The garden reminded me that my own blooming production has a cycle. When one blooming season closes, another can’t begin immediately. Instead, I must give time for the unseen growth that makes next season’s blooms. I had never thought of seasons in my life like that. It was novel and freeing.
Whatever dies in the garden encourages something else to grow.

Even though I know this about gardens, I always hated pulling up perfectly good plants, even when I had little hope that they would survive a winter. Let the soil rest, my garden instructors cautioned. And when I listened, I found it was easier to plant the next season.
What does this mean to me now? After an intense ten years of research, rejection, revisions, more rejections, more rewrites, it all becomes fodder that feeds a new season of growth. But only if I let my creative ground rest.
As Ecclesiastes 3:1 reminds us, there is a season for everything. The lesson for all of us is to know what season it is and cooperate with its purpose.

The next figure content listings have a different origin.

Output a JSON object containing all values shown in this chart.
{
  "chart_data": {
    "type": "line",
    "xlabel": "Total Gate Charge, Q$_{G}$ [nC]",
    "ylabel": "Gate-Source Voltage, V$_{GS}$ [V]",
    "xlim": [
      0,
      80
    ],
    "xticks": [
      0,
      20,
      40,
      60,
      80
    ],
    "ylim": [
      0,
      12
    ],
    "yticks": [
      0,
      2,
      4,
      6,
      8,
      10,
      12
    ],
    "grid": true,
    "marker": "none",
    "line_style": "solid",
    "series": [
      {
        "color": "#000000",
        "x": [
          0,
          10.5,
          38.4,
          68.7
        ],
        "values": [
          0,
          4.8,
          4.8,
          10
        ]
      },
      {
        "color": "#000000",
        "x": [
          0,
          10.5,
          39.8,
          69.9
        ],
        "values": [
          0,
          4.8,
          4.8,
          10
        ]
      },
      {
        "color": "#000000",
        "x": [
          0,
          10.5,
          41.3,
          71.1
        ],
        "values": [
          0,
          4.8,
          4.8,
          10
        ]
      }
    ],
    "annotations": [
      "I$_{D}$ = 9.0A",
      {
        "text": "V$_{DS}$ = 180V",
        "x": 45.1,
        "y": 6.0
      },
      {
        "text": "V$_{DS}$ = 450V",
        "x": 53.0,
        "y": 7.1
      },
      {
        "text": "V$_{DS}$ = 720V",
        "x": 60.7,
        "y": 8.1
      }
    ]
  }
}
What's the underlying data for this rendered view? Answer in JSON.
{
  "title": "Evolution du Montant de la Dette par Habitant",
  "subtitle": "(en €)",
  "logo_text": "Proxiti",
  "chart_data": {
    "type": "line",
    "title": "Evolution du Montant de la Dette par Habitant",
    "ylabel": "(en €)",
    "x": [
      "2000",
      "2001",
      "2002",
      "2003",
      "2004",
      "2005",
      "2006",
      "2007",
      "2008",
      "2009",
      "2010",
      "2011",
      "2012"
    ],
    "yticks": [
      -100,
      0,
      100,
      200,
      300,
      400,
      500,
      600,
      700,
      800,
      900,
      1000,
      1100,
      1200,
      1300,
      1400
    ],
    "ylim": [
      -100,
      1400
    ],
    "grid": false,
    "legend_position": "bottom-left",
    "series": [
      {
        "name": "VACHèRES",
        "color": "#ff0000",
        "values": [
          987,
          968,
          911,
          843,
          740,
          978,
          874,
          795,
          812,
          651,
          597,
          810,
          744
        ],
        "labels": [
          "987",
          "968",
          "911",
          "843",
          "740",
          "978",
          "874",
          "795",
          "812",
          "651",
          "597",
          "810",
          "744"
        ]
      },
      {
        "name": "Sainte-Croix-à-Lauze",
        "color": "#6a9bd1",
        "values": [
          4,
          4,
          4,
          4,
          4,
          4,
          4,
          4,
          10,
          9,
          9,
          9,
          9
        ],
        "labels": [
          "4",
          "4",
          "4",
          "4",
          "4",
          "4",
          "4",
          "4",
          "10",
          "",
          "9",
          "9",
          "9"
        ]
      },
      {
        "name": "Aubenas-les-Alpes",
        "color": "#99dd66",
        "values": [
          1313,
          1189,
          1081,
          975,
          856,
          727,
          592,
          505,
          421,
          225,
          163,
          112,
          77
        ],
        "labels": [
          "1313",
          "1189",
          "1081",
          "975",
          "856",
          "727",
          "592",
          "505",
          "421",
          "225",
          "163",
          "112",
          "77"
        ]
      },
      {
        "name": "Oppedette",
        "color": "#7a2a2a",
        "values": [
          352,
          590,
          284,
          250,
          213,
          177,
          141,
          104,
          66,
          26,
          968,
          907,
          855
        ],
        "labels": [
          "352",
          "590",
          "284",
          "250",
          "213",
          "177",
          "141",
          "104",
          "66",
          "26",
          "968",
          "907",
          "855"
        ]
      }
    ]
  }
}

So how am I translating these lessons into action?
I am starting a new Bible study on Joseph’s life.
I am cleaning out files and much “dead weight” in my office.
I am returning to porch time devotional reading (weather permitting)
I’ve made a commitment to unhurried living for a season of rest.
I want to invest more time in building relationships.
I am not evaluating life by how much I accomplish, but by who I am becoming.
I also plan to take garden walks that remind me how our God of creation has proven that His rhythm of growing things works: Plant. Water. Wait. Repeat.
No one loses who lives in rhythm with God's seasons!